As Congress wrestles with high-visibility tax changes, two sets of initiatives that could have important effects on trucking go unnoticed. One is the IRS's recently announced “priority guidance plan” — rulemaking projects it would like to finish by June 2002. The other set contains hundreds of possible tax code simplifications assembled by the Joint Committee on Taxation.
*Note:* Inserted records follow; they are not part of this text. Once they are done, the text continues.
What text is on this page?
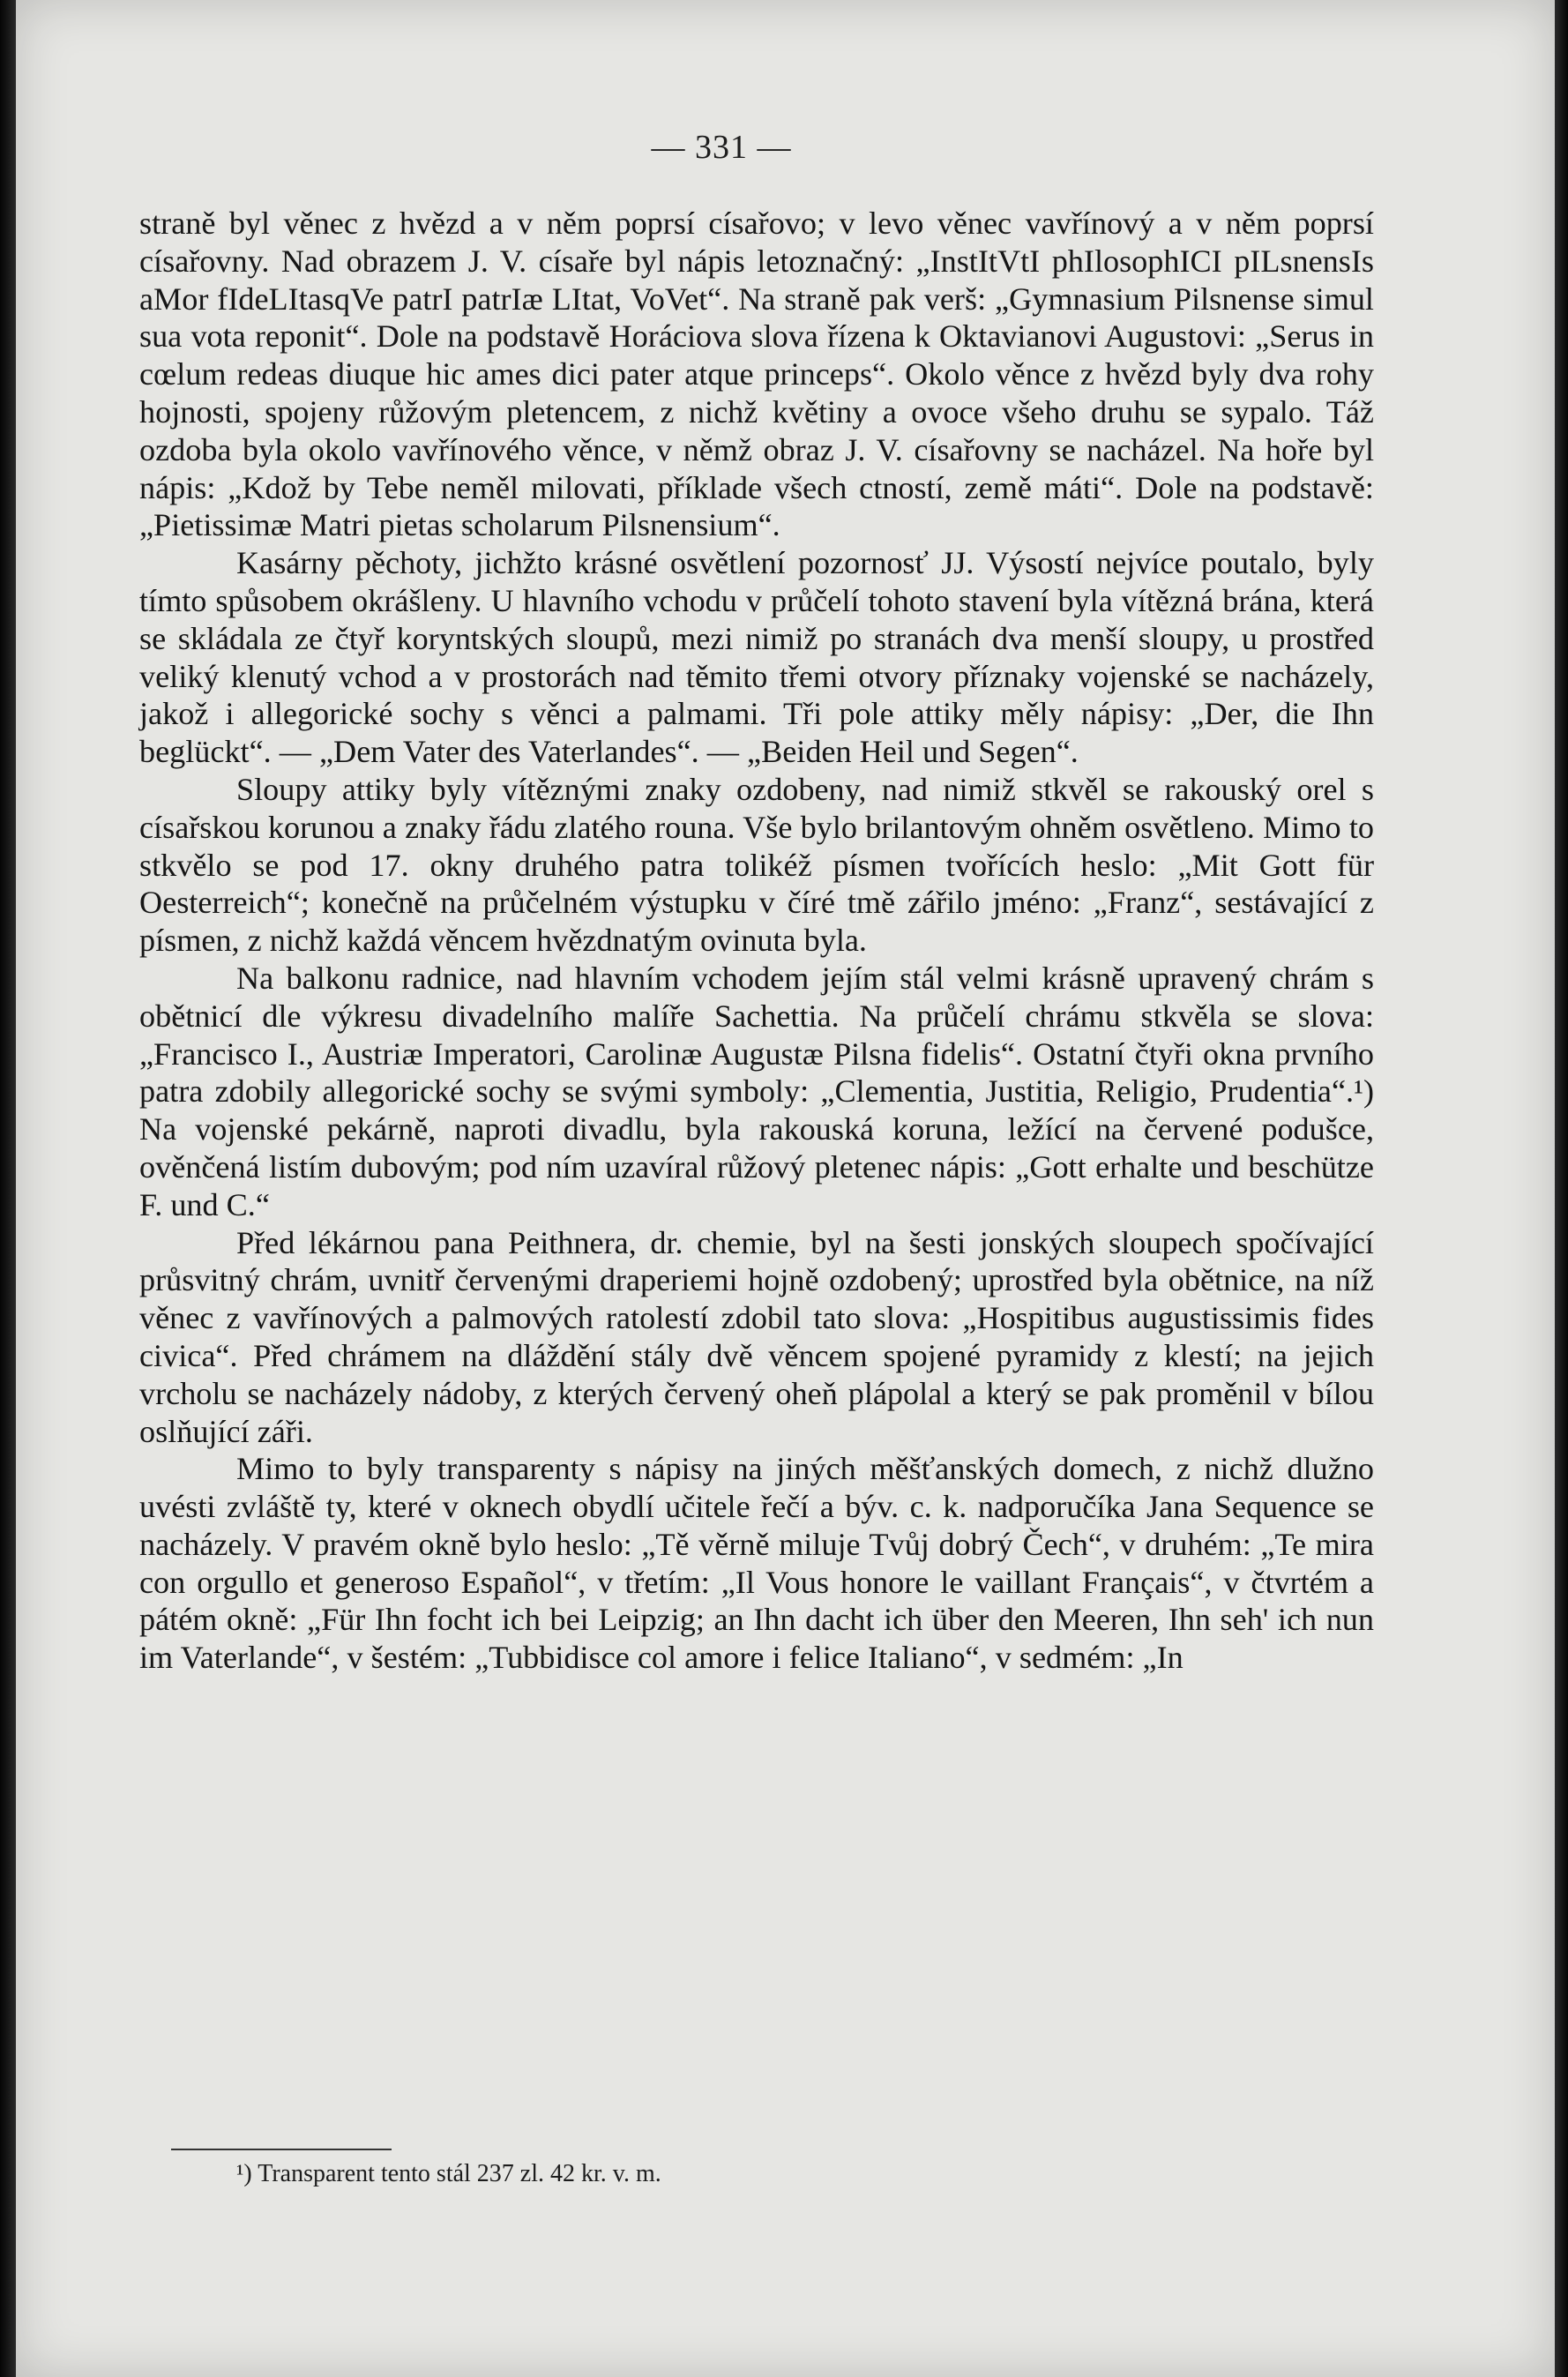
— 331 —

straně byl věnec z hvězd a v něm poprsí císařovo; v levo věnec vavřínový a v něm poprsí císařovny. Nad obrazem J. V. císaře byl nápis letoznačný: „InstItVtI phIlosophICI pILsnensIs aMor fIdeLItasqVe patrI patrIæ LItat, VoVet“. Na straně pak verš: „Gymnasium Pilsnense simul sua vota reponit“. Dole na podstavě Horáciova slova řízena k Oktavianovi Augustovi: „Serus in cœlum redeas diuque hic ames dici pater atque princeps“. Okolo věnce z hvězd byly dva rohy hojnosti, spojeny růžovým pletencem, z nichž květiny a ovoce všeho druhu se sypalo. Táž ozdoba byla okolo vavřínového věnce, v němž obraz J. V. císařovny se nacházel. Na hoře byl nápis: „Kdož by Tebe neměl milovati, příklade všech ctností, země máti“. Dole na podstavě: „Pietissimæ Matri pietas scholarum Pilsnensium“.

Kasárny pěchoty, jichžto krásné osvětlení pozornosť JJ. Výsostí nejvíce poutalo, byly tímto spůsobem okrášleny. U hlavního vchodu v průčelí tohoto stavení byla vítězná brána, která se skládala ze čtyř koryntských sloupů, mezi nimiž po stranách dva menší sloupy, u prostřed veliký klenutý vchod a v prostorách nad těmito třemi otvory příznaky vojenské se nacházely, jakož i allegorické sochy s věnci a palmami. Tři pole attiky měly nápisy: „Der, die Ihn beglückt“. — „Dem Vater des Vaterlandes“. — „Beiden Heil und Segen“.

Sloupy attiky byly vítěznými znaky ozdobeny, nad nimiž stkvěl se rakouský orel s císařskou korunou a znaky řádu zlatého rouna. Vše bylo brilantovým ohněm osvětleno. Mimo to stkvělo se pod 17. okny druhého patra tolikéž písmen tvořících heslo: „Mit Gott für Oesterreich“; konečně na průčelném výstupku v číré tmě zářilo jméno: „Franz“, sestávající z písmen, z nichž každá věncem hvězdnatým ovinuta byla.

Na balkonu radnice, nad hlavním vchodem jejím stál velmi krásně upravený chrám s obětnicí dle výkresu divadelního malíře Sachettia. Na průčelí chrámu stkvěla se slova: „Francisco I., Austriæ Imperatori, Carolinæ Augustæ Pilsna fidelis“. Ostatní čtyři okna prvního patra zdobily allegorické sochy se svými symboly: „Clementia, Justitia, Religio, Prudentia“.¹) Na vojenské pekárně, naproti divadlu, byla rakouská koruna, ležící na červené podušce, ověnčená listím dubovým; pod ním uzavíral růžový pletenec nápis: „Gott erhalte und beschütze F. und C.“

Před lékárnou pana Peithnera, dr. chemie, byl na šesti jonských sloupech spočívající průsvitný chrám, uvnitř červenými draperiemi hojně ozdobený; uprostřed byla obětnice, na níž věnec z vavřínových a palmových ratolestí zdobil tato slova: „Hospitibus augustissimis fides civica“. Před chrámem na dláždění stály dvě věncem spojené pyramidy z klestí; na jejich vrcholu se nacházely nádoby, z kterých červený oheň plápolal a který se pak proměnil v bílou oslňující záři.

Mimo to byly transparenty s nápisy na jiných měšťanských domech, z nichž dlužno uvésti zvláště ty, které v oknech obydlí učitele řečí a býv. c. k. nadporučíka Jana Sequence se nacházely. V pravém okně bylo heslo: „Tě věrně miluje Tvůj dobrý Čech“, v druhém: „Te mira con orgullo et generoso Español“, v třetím: „Il Vous honore le vaillant Français“, v čtvrtém a pátém okně: „Für Ihn focht ich bei Leipzig; an Ihn dacht ich über den Meeren, Ihn seh' ich nun im Vaterlande“, v šestém: „Tubbidisce col amore i felice Italiano“, v sedmém: „In

¹) Transparent tento stál 237 zl. 42 kr. v. m.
The IRS plan includes an item that could affect fleets: guidance as to the period over which taxpayers can deduct the cost of new and replacement truck tires. One possibility is to require that tires bought or installed with new vehicles be treated as part of the vehicle, even though the tires are replaced much faster than the vehicle's cost can be written off. Those write-off periods are three years for tractors and five for trucks and trailers. In exchange, replacement tires could be expensed, i.e., fully deducted in the year of purchase. The IRS has not indicated if it will adopt this method.
The plan also lists several excise tax projects, including guidance regarding the definition of highway vehicles for purposes of the new-vehicle excise tax. This is an area in which many taxpayers have received case-by-case rulings, and a more comprehensive approach may be warranted. Other projects concern the definition of diesel fuel and final rules regarding deposits of excise taxes.
Companies that contract for labor, whether drivers or others, should look out for regulations relating to the definition of employer under the tax code section that defines employee leasing. This was a hugely contentious subject for the industry in the mid-1980s, as the IRS proposed — and later withdrew — regulations that would have turned thousands of owner-operators into employees for purposes of calculating pensions and other benefits. Meanwhile, carriers with multiemployer health and welfare plans should watch for guidance relating to the refund of mistaken contribution and withdrawal liability payments.
Companies that pay for use of employee-owned heavy equipment should keep an eye out for guidance as to whether such payments are rent, wages or something else. If any trucking companies still use the once-common two-check system for paying owner-drivers, this guidance may affect them as well.
The Joint Tax Committee does not have the power to put its proposals into effect, unlike the items the IRS proposes to do itself. However, it can propose more radical changes, since it answers to Congress, which can change the underlying law, not just the rules interpreting it. These recommendations deserve heed.
The key for trucking is eliminating or consolidating nonfuel highway excise taxes. However, that may have to be offset by increasing fuel taxes. Elimination would result in a savings for firms now burdened by the 12% tax on new equipment, the tire tax, and the annual heavy vehicle use tax. But consolidation of these taxes into a single nonfuel tax could be accomplished by imposing a weight-distance tax. And if the heavy vehicle use tax is retained, the staff recommends eliminating the quarterly payment option.
The bottom line: Will trucking wind up under the radar or under the gun? Enactment of a major tax cut might keep IRS rulemakers so busy that they never get to their own “to-do” list, and Congress may not show an appetite for the Joint Tax staff's less “sexy” proposals. However, top lawmakers have expressed interest in simplification and they may adopt ideas from both the IRS and their own staff. Carriers would be well advised to learn what options are being discussed.